HSP90's role of chaperonin and transporter can be described well by its interaction with transforming cellular signal molecules and the proteasomes that may or may not degrade them. The S26 proteasome and all of its subsequent subunits are an integral part of proteolysis as well as the regulation in the cell and not only has been found to cease functioning, but also break up into its constituent subunits without the constant supply of functional HSP90 needed to maintain its tertiary structure.(14) HSP90 is a major helper in assembling and causing the ATP-dependant folding of S26, the importance of this is found in the fact that the S26 proteasome targets virtually all eukaryotic proteins for degradation and are usually marked for destruction through the polyubiquitation pathway.(7,16) Furthermore, experiments done with heat sensitive HPS90 mutants and the S26 proteasome have indicated that, most likely, HSP90 was responsible for most, if not all, of the ATPase activity of the proteasome.(7) As previously stated, the S26


proteasome performs proteolysis on virtually all ubiquinated proteins which includes some tyrosine kinases, such as Her-2 (p185erbB2) which is commonly overproduced in cancerous tumors and p60v-src which is the transforming agent coded for by the Rous sarcoma virus.(13) In the cases of both Her-2 (p185erbB2) and p60v-src studies using benzoquinone ansamycin antibiotics (BA) have indicated that HSP90's ATPase active site is being blocked in a way similar to geldanamycin would and therefore the chaperonin is unable to adequately complex the aforementioned tyrosine kinases.(13,17) As a result of HSP90 inability to bind to the kinases, and preventing their imminent ubiquitination by complexing the kinase to HSP90's transmembrane homolog GRP94(19) and are left to be subsequently tagged and degraded by proteasomes.(18) As stated, HSP90's plays a role in many of the facets of all types of cellular processes.
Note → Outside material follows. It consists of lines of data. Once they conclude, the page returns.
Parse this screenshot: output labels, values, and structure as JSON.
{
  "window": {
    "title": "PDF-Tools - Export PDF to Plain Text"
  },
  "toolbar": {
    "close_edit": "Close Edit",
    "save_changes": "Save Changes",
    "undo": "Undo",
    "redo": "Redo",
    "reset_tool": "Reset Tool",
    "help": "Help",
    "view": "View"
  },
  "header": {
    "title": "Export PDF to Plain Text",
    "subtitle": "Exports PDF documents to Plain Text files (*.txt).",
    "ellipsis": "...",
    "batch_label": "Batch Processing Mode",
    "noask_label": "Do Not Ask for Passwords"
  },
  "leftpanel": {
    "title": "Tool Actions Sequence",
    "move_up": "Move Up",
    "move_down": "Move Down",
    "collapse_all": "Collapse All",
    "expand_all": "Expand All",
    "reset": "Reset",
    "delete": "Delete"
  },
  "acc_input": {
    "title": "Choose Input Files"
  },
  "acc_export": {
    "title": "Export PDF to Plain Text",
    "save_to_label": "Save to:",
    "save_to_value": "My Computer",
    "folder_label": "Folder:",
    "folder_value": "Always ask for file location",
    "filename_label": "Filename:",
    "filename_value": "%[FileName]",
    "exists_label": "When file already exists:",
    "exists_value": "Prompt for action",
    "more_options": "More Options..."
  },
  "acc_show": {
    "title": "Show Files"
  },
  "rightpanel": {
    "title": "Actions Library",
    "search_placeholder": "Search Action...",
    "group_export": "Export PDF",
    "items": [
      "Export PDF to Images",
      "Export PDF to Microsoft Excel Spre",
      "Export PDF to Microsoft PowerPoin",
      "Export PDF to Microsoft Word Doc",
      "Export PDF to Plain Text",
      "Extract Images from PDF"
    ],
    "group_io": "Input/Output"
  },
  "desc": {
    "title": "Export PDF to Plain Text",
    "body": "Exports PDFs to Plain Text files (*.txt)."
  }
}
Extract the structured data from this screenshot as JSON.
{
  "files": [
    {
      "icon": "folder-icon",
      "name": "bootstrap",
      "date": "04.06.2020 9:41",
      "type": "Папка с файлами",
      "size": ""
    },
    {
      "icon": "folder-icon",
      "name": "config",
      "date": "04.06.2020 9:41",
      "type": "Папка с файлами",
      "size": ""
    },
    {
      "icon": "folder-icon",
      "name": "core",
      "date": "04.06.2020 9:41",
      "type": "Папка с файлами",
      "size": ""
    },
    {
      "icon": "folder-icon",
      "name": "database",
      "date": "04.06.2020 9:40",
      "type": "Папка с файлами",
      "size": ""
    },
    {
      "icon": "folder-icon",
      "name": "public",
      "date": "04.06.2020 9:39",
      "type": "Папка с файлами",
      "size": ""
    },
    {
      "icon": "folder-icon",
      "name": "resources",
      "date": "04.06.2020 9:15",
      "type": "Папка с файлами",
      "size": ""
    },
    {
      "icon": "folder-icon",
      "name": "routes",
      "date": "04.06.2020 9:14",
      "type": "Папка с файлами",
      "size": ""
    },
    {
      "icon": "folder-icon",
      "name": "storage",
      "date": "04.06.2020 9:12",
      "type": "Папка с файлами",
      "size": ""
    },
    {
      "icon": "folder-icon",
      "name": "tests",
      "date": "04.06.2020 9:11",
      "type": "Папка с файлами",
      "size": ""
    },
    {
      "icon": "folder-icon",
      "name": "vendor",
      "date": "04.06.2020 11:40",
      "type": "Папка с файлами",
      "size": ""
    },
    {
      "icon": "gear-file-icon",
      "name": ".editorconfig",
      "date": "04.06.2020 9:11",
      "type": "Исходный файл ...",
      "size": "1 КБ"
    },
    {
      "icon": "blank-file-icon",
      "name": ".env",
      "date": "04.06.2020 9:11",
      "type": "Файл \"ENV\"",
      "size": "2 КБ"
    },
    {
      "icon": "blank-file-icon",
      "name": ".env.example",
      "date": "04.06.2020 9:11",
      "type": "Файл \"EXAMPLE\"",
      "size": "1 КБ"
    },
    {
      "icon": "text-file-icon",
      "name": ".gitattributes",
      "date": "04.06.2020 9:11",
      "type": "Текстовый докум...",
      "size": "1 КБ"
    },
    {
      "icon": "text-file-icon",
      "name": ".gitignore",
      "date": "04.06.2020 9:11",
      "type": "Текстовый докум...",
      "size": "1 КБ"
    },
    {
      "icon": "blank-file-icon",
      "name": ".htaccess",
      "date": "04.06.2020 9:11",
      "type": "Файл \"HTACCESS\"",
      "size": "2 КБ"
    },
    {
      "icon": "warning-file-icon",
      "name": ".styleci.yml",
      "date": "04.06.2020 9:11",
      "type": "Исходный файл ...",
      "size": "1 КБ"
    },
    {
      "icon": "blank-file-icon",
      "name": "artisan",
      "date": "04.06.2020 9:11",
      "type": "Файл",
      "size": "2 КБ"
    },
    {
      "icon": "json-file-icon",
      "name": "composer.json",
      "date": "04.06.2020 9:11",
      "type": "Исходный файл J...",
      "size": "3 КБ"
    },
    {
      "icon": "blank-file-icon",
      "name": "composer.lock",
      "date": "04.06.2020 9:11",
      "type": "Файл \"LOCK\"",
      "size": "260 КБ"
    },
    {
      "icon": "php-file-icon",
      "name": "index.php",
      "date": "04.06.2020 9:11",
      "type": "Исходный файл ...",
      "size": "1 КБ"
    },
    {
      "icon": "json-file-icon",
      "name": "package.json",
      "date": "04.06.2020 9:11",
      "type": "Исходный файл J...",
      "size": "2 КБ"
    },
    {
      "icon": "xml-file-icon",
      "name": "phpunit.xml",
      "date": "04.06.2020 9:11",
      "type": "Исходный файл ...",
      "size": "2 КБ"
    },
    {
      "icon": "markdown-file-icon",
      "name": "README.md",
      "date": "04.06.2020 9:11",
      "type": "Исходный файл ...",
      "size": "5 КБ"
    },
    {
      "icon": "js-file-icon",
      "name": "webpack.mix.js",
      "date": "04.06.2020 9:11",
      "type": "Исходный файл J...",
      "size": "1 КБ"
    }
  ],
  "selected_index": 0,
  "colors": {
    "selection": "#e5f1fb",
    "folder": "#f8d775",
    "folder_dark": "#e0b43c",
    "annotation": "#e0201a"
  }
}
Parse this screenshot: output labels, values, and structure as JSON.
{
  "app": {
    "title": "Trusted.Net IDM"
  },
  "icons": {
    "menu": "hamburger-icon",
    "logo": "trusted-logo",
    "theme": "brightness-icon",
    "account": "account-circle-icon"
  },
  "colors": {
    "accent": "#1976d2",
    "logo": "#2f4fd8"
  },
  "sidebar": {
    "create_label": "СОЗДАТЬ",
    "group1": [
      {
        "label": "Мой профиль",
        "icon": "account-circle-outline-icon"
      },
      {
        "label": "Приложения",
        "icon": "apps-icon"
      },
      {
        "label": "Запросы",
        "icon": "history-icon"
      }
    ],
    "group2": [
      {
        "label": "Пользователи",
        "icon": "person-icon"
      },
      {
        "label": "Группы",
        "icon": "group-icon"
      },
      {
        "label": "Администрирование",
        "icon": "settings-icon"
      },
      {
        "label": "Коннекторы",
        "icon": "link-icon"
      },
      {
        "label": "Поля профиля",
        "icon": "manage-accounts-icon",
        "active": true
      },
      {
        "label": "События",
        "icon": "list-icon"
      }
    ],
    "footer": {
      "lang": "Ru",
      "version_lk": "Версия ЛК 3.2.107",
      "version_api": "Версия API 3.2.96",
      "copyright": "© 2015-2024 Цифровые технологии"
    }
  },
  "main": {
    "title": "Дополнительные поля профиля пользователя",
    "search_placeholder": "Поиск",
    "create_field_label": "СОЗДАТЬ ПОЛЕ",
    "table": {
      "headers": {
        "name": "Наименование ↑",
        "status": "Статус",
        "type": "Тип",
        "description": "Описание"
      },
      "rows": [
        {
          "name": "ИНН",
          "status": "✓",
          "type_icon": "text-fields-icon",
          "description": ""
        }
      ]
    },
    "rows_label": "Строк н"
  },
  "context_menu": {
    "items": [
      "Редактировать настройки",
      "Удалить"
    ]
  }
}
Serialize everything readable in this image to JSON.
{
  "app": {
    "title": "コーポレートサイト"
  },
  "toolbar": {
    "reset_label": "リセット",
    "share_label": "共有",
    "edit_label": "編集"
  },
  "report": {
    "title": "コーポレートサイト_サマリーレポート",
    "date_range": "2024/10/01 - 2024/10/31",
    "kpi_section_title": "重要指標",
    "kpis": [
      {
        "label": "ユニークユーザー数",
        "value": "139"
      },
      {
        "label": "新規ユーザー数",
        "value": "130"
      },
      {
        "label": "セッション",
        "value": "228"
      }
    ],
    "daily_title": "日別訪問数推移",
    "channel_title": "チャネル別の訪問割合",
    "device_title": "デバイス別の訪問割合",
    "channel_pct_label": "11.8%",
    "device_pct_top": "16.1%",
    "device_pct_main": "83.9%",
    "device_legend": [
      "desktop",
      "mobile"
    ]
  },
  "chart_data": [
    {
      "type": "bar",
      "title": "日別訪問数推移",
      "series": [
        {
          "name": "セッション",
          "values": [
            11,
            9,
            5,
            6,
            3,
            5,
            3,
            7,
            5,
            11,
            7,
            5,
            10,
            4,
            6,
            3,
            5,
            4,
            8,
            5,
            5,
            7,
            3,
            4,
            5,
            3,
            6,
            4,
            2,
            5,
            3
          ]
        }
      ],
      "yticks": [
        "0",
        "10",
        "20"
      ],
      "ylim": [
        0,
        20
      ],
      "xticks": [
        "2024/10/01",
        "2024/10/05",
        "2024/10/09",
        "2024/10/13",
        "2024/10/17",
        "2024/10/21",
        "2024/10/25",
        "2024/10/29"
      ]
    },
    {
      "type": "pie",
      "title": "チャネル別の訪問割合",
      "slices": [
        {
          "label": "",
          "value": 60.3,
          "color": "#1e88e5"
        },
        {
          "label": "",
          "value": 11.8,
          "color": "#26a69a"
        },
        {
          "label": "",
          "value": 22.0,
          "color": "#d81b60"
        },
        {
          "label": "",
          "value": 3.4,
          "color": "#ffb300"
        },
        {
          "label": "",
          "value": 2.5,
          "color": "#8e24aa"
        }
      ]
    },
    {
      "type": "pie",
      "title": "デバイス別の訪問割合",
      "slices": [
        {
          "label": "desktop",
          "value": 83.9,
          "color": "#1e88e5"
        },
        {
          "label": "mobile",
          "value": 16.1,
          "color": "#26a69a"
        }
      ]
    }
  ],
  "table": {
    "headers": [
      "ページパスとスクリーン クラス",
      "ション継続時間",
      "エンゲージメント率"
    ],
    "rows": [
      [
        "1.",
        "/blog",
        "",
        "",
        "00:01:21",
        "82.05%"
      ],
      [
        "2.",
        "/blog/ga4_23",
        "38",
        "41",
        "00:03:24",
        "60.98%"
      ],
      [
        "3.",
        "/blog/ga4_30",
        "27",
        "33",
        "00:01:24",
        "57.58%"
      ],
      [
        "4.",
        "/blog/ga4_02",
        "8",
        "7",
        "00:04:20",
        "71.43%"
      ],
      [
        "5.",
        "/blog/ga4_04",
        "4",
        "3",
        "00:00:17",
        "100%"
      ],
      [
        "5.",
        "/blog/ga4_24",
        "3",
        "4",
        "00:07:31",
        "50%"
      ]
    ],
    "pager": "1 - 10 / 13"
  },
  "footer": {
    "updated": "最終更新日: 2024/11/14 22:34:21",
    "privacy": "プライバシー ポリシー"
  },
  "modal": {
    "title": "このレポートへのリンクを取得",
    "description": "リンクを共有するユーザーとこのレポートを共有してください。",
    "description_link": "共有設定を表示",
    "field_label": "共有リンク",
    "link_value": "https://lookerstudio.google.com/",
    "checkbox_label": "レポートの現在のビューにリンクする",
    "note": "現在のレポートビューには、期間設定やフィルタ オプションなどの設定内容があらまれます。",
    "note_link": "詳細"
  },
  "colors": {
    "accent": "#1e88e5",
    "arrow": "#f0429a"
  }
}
It is clear that HSP90 plays a Janus-like role in the body. It is both everywhere and, yet, plays specific roles in the cell. The ability for the chaperonin to both make the S26 proteasome stable in vivo so as to allow the cell to timely degrade unwanted and/or harmful proteins and be responsible for allowing tumor causing kinases to persist in the cytoplasm that would normally be broken down by the same proteasome confirms these specific roles and at the same time show its functional diversity. First stage cancer treatment drug tests such as those with geldanamycin and its variations have put HSP90's importance into focus and have highlighted the need for full scale research into HSP90 related pathways. Naturally, with cancer being such a prevalent problem it, in particular, will encompass a good portion of future experimentation. Combined with the interest in HSP90's in vivo protein folding functions by proteonics researchers, this chaparonin will have a wide array of research completed in the near future.